O mundo do desporto também lamentou o falecimento de Ozzy Osbourne. O frontman e fundador do Black Sabbath faleceu esta terça-feira, 22 de julho, aos 76 anos. Natural de Birmingham, Osbourne nunca escondeu o seu apoio ao Aston Villa, tornando-se mesmo o rosto da campanha de lançamento da camisola da Casa 2024/25 dos Vilões. Esse vídeo não só mostrou o novo kit mas também marcou oficialmente a reunião do Black Sabbath para um último show — um concerto realizado no dia 5 de julho no Villa Park com grandes bandas como Metallica, Guns N' Roses, Pantera e Alice in Chains. Uma performance final, no seu estádio, que continua a ser a última imagem icónica do padrinho do heavy metal para milhões de adeptos.

O legado de Ozzy Osbourne no desporto vai para além do futebol e para a NFL. Por exemplo, Crazy Train, o seu primeiro sucesso a solo depois de deixar o Black Sabbath, foi usado pelos New England Patriots como a sua canção de entrada durante mais de 20 anos. Os riffs e solos de Randy Rhoads serviram de banda sonora para os triunfos de Tom Brady e Bill Belichick. O auge desta colaboração surgiu em 2005, quando Ozzy Osbourne tocou ao vivo no Gillette Stadium em Foxborough para a abertura em casa dos Patriots.

Outra ligação especial é com o St. Louis Blues da NHL. Neste caso, a relação não nasceu de um amor pelo hóquei ou porque uma das suas canções se tornou um hino. Muito simplesmente, em 15 de maio de 1984 — o dia em que o Príncipe das Trevas foi preso em Memphis por intoxicação pública — ele estava a vestir uma camisola do Blues. Uma nota azul no centro de uma camisola azul claro com detalhes em branco e amarelo tornou a sua foto daquela noite icónica, acabando por se tornar uma peça de merch. Esse dia marcou o início do vínculo entre o Blues e Osbourne, que continuou até 2019, quando felicitou o Blues nas redes sociais pela conquista da Stanley Cup.

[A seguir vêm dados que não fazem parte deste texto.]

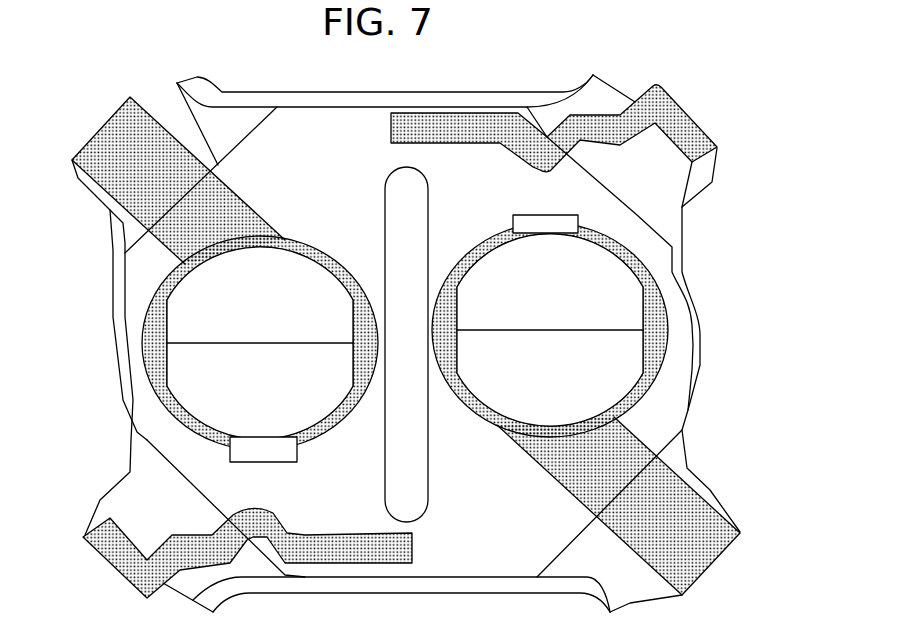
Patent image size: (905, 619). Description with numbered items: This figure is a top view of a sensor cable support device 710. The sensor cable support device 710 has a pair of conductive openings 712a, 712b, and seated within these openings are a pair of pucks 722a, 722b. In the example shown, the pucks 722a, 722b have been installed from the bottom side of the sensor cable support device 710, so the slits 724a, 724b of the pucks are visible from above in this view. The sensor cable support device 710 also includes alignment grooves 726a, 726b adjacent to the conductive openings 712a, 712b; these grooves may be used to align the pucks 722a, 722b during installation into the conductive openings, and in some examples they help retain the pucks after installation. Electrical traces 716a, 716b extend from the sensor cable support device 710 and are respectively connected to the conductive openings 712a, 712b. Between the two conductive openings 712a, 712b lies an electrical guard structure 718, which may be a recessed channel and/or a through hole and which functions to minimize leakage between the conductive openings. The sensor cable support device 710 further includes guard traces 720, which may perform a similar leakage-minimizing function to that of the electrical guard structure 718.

The sensor cable support device 710 is at (535, 63).
The conductive opening 712a is at (656, 376).
The conductive opening 712b is at (160, 363).
The electrical trace 716a is at (700, 548).
The electrical trace 716b is at (118, 138).
The electrical guard structure 718 is at (420, 498).
The guard trace 720 is at (683, 117).
The puck 722a is at (630, 308).
The puck 722b is at (192, 297).
The slit 724a is at (574, 330).
The slit 724b is at (220, 342).
The alignment groove 726a is at (547, 214).
The alignment groove 726b is at (230, 463).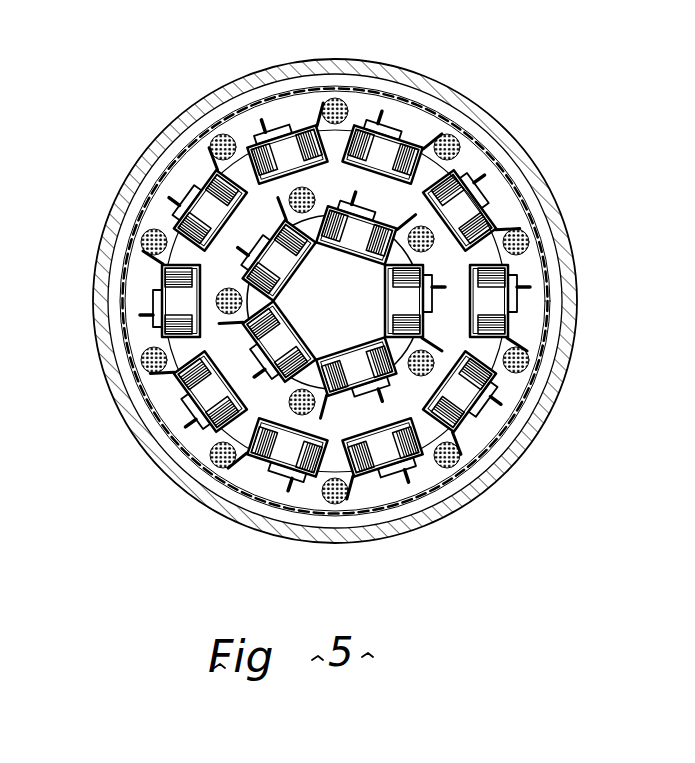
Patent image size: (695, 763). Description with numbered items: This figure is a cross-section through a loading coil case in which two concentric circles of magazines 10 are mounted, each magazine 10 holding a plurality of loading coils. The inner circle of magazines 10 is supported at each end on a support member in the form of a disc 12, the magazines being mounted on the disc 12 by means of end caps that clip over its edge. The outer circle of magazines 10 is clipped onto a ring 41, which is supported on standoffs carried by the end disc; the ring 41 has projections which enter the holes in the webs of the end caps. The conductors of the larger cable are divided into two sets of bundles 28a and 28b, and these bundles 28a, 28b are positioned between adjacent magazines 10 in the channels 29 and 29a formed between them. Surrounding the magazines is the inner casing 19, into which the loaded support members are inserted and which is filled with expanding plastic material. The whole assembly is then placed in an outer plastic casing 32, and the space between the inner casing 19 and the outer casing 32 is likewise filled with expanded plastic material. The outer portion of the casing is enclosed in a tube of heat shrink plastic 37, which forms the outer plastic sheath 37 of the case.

The tube of heat shrink plastic 37 is at (178, 117).
The outer plastic casing 32 is at (168, 462).
The inner casing 19 is at (410, 95).
The disc 12 is at (383, 339).
The bundles 28b is at (233, 137).
The channel 29 is at (452, 279).
The channel 29a is at (145, 338).
The bundles 28a is at (147, 316).
The ring 41 is at (427, 175).
The magazine 10 is at (510, 236).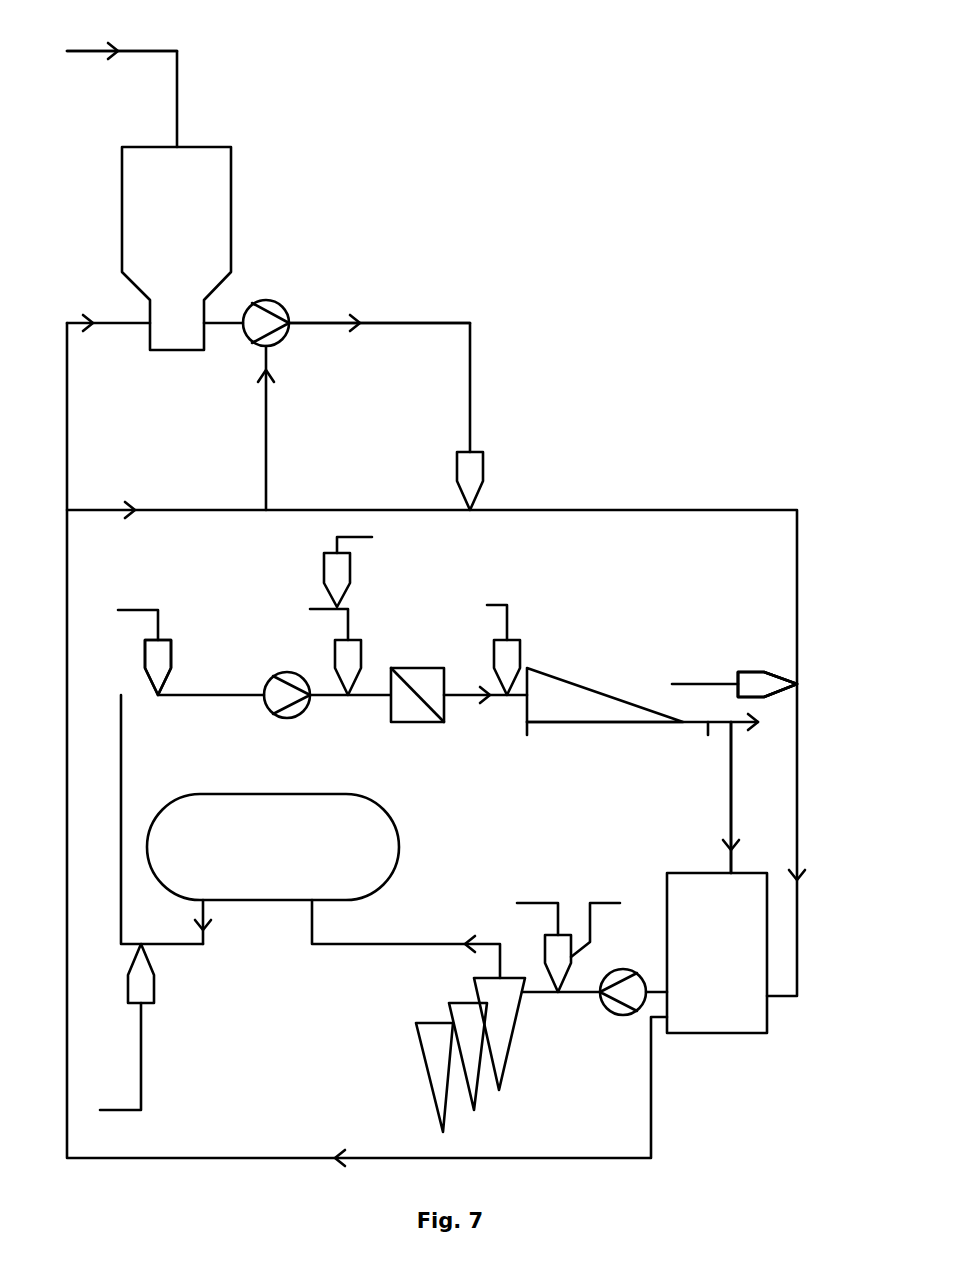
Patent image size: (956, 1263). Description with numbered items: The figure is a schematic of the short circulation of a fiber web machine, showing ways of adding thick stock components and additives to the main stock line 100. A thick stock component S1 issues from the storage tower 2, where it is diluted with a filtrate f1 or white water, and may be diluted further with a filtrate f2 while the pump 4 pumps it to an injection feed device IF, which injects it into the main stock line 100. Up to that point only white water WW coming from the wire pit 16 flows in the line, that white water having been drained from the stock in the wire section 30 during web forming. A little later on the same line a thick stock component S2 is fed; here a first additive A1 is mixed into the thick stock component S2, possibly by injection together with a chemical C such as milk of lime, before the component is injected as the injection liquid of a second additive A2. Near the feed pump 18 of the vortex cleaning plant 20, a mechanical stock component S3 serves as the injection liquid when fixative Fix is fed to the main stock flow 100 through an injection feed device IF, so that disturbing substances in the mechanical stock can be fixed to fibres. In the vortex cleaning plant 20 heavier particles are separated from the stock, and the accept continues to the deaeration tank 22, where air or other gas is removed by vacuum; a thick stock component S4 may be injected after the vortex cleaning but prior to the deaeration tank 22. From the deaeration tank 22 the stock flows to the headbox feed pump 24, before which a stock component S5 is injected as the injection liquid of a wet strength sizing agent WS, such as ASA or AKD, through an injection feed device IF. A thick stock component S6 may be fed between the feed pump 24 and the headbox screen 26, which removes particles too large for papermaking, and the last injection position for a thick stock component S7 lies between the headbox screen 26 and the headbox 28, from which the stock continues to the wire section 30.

Um ícone musical capaz de unir diversas bases de fãs, era natural que alguém como Osbourne chamasse a atenção de Vince McMahon. Com a sua personalidade grandiosa, foi feito para o wrestling. Uma das suas primeiras aparições aconteceu na WrestleMania 2 em 1986. Em novembro de 2009, ao lado da sua mulher Sharon, foi o anfitrião convidado de uma edição especial do Monday Night Raw realizada em Londres. Mais amplamente, os riffs brutais de Tony Iommi, as linhas de baixo de Geezer Butler e a bateria tipo canhão de Bill Ward, combinada com a voz melódica de Osbourne, fizeram do Black Sabbath uma trilha sonora constante para a WWE. A última grande ocasião aconteceu em 2022, quando a empresa renomeou um dos seus pay-per-views para Survivor Series: WarGames, revivendo um tipo de jogo especial e usando War Pigs como trilha sonora do seu vídeo promocional. Junte todas essas peças e terá uma visão maior que explica a decisão da WWE de introduzir Osbourne no Hall da Fama em 2021. Rockstar. Ícone. Legenda.